Company founder Ralph Parsons, an aeronautical engineer, was one of the founding members of the pioneering engineering company Bechtel-McCone-Parsons Corp. in the 1930s. Parsons sold his shares in that company and started his own engineering firm—the Ralph M. Parsons Co.—in 1944. Partner John McCone later went on to head the CIA.

Connections
Chairman and CEO James McNulty served in U.S. Army for 24 years, retiring with the rank of colonel, in 1988 when he joined Parsons' Washington office. While in the Army, McNulty was a program director in the Pentagon's "Star Wars" Strategic Defense Initiative program.

Adm. R.J. Zlatoper, a director at Parsons, is the former commander-in-chief of the U.S. Navy's Pacific Fleet.

President and COO Frank A. DeMartino was deputy chief of staff for engineering and services at the U.S. Air Force Air Training Command before joining Parsons.

Gen. Earnest Robbins, vice president and manager, Infrastructure and Technology Group, put in 34 years with the Air Force, retiring as a major general before joining Parsons. His most recent assignments with the military included responsibility for all infrastructure, housing, environmental programs, and emergency services as the Command Civil Engineer at Air Combat Command headquarters and Air Force Space Command. In the four years preceding his retirement he was the Air Force Civil Engineer, the senior officer responsible for plans, programs and budgets in support of more than 70,000 military and civilian engineering personnel and contractors worldwide, with an annual budget in excess of $8 billion. He has testified before many congressional hearings in support of Air Force facility and infrastructure issues.

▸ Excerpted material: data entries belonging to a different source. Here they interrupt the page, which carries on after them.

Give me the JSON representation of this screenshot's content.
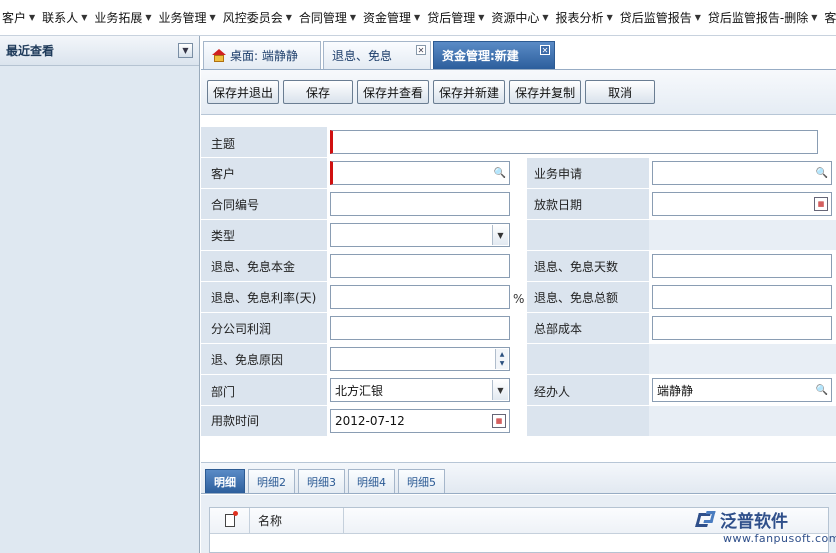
{
  "menubar": {
    "items": [
      "客户",
      "联系人",
      "业务拓展",
      "业务管理",
      "风控委员会",
      "合同管理",
      "资金管理",
      "贷后管理",
      "资源中心",
      "报表分析",
      "贷后监管报告",
      "贷后监管报告-删除",
      "客户安"
    ]
  },
  "leftpanel": {
    "title": "最近查看"
  },
  "tabs": {
    "home": "桌面: 端静静",
    "second": "退息、免息",
    "active": "资金管理:新建"
  },
  "toolbar": {
    "save_exit": "保存并退出",
    "save": "保存",
    "save_view": "保存并查看",
    "save_new": "保存并新建",
    "save_copy": "保存并复制",
    "cancel": "取消"
  },
  "form": {
    "subject_label": "主题",
    "subject_value": "",
    "customer_label": "客户",
    "customer_value": "",
    "biz_apply_label": "业务申请",
    "biz_apply_value": "",
    "contract_no_label": "合同编号",
    "contract_no_value": "",
    "loan_date_label": "放款日期",
    "loan_date_value": "",
    "type_label": "类型",
    "type_value": "",
    "principal_label": "退息、免息本金",
    "principal_value": "",
    "days_label": "退息、免息天数",
    "days_value": "",
    "rate_label": "退息、免息利率(天)",
    "rate_value": "",
    "rate_unit": "%",
    "total_label": "退息、免息总额",
    "total_value": "",
    "branch_profit_label": "分公司利润",
    "branch_profit_value": "",
    "hq_cost_label": "总部成本",
    "hq_cost_value": "",
    "reason_label": "退、免息原因",
    "reason_value": "",
    "dept_label": "部门",
    "dept_value": "北方汇银",
    "handler_label": "经办人",
    "handler_value": "端静静",
    "use_time_label": "用款时间",
    "use_time_value": "2012-07-12"
  },
  "detail": {
    "tabs": [
      "明细",
      "明细2",
      "明细3",
      "明细4",
      "明细5"
    ],
    "grid_col_name": "名称"
  },
  "watermark": {
    "brand": "泛普软件",
    "url": "www.fanpusoft.com"
  },
  "colors": {
    "accent": "#2c5e9c",
    "label_bg": "#dbe4ee",
    "required": "#d01010"
  }
}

Before joining Parsons in September 2003, Karen Kimball, the business development director for Parsons' Systems, Defense and Security Division, served as chief of staff to U.S. DOE Assistant Secretary David Garman, Office of Energy Efficiency and Renewable Energy. Before that she was a staffer at the Energy and Environment Subcommittee of the Committee on Science, U.S. House of Representatives. She had earlier served as staffer for the U.S. Senate Committee on Environment and Public Works.

Chuck Kuzma, director of Major Programs, Parsons' Defense Sector Division, spent 20 years in the Navy before joining Parsons in September 2003. Parsons says while in the Navy Kuzma was "responsible for the supervision of several thousand personnel, as well as the oversight, delivery, and commissioning of multiple, concurrent major acquisition shipbuilding construction programs, each exceeding hundreds of millions of dollars."

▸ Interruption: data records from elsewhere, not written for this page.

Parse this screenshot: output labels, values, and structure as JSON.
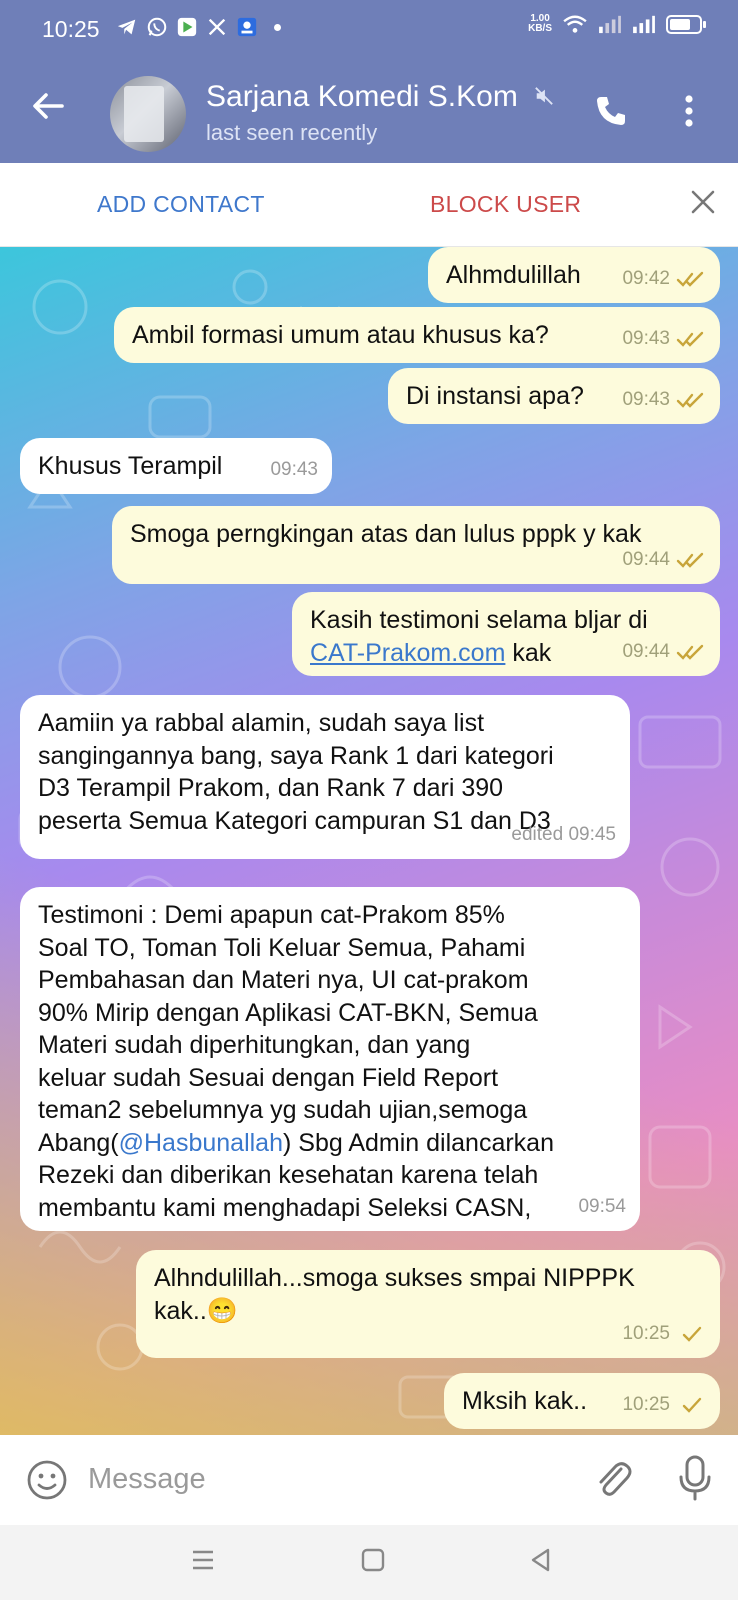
{
  "status_bar": {
    "time": "10:25",
    "net_speed_value": "1.00",
    "net_speed_unit": "KB/S",
    "icons": [
      "telegram-icon",
      "whatsapp-icon",
      "play-store-icon",
      "x-icon",
      "app-icon",
      "wifi-icon",
      "signal-icon",
      "signal-icon",
      "battery-icon"
    ]
  },
  "header": {
    "contact_name": "Sarjana Komedi S.Kom",
    "status": "last seen recently"
  },
  "action_bar": {
    "add_contact": "ADD CONTACT",
    "block_user": "BLOCK USER"
  },
  "messages": [
    {
      "dir": "out",
      "text": "Alhmdulillah",
      "time": "09:42",
      "status": "read"
    },
    {
      "dir": "out",
      "text": "Ambil formasi umum atau khusus ka?",
      "time": "09:43",
      "status": "read"
    },
    {
      "dir": "out",
      "text": "Di instansi apa?",
      "time": "09:43",
      "status": "read"
    },
    {
      "dir": "in",
      "text": "Khusus Terampil",
      "time": "09:43"
    },
    {
      "dir": "out",
      "text": "Smoga perngkingan atas dan lulus pppk y kak",
      "time": "09:44",
      "status": "read"
    },
    {
      "dir": "out",
      "text_before": "Kasih testimoni selama bljar di",
      "link": "CAT-Prakom.com",
      "text_after": " kak",
      "time": "09:44",
      "status": "read"
    },
    {
      "dir": "in",
      "lines": [
        "Aamiin ya rabbal alamin, sudah saya list",
        "sangingannya bang, saya Rank 1 dari kategori",
        "D3 Terampil Prakom, dan Rank 7 dari 390",
        "peserta Semua Kategori campuran S1 dan D3"
      ],
      "time": "edited 09:45"
    },
    {
      "dir": "in",
      "lines": [
        "Testimoni : Demi apapun cat-Prakom 85%",
        "Soal TO, Toman Toli Keluar Semua, Pahami",
        "Pembahasan dan Materi nya, UI cat-prakom",
        "90% Mirip dengan Aplikasi CAT-BKN, Semua",
        "Materi sudah diperhitungkan, dan yang",
        "keluar sudah Sesuai dengan Field Report",
        "teman2 sebelumnya yg sudah ujian,semoga"
      ],
      "mention_before": "Abang(",
      "mention": "@Hasbunallah",
      "mention_after": ") Sbg Admin dilancarkan",
      "lines_after": [
        "Rezeki dan diberikan kesehatan karena telah",
        "membantu kami menghadapi Seleksi CASN,"
      ],
      "time": "09:54"
    },
    {
      "dir": "out",
      "lines": [
        "Alhndulillah...smoga sukses smpai NIPPPK",
        "kak..😁"
      ],
      "time": "10:25",
      "status": "sent"
    },
    {
      "dir": "out",
      "text": "Mksih kak..",
      "time": "10:25",
      "status": "sent"
    }
  ],
  "input": {
    "placeholder": "Message"
  },
  "colors": {
    "header_bg": "#6f7fb8",
    "outgoing_bubble": "#fdfbdc",
    "incoming_bubble": "#ffffff",
    "link": "#3a78cc",
    "add_contact": "#3f78cc",
    "block_user": "#cc4a4a"
  },
  "nav_icons": [
    "menu-icon",
    "home-icon",
    "back-icon"
  ]
}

Before joining Parsons in September 2003, Willie Clark III, vice president of its Energy Sector for Infrastructure and Technology Unit, put in 21 years at the Energy Department, serving most recently as director of the Office of Project Management and Systems Support for the National Nuclear Security Administration. He was responsible for developing NNSA policy and procedures for project baselines. As a senior executive director in NNSA, he served as the point of contact on project management issues with congressional staff, the Defense Nuclear Facility Safety Board and the National Research Council.
After receiving 75 million dollars the police academy will simply have to be torn down.
The Parsons contract, which eventually totaled at least $75 million, was terminated May 31 "due to cost overruns, schedule slippage, and sub-standard quality," according to a Sept. 4 internal military memo. But rather than fire the Pasadena, Calif.-based company for cause, the contract was halted for "the government's convenience."
Of course Parsons is just one of the many well connected corporations that support Iraq not because it is a front on the GWOT but because it is a giant cookie jar.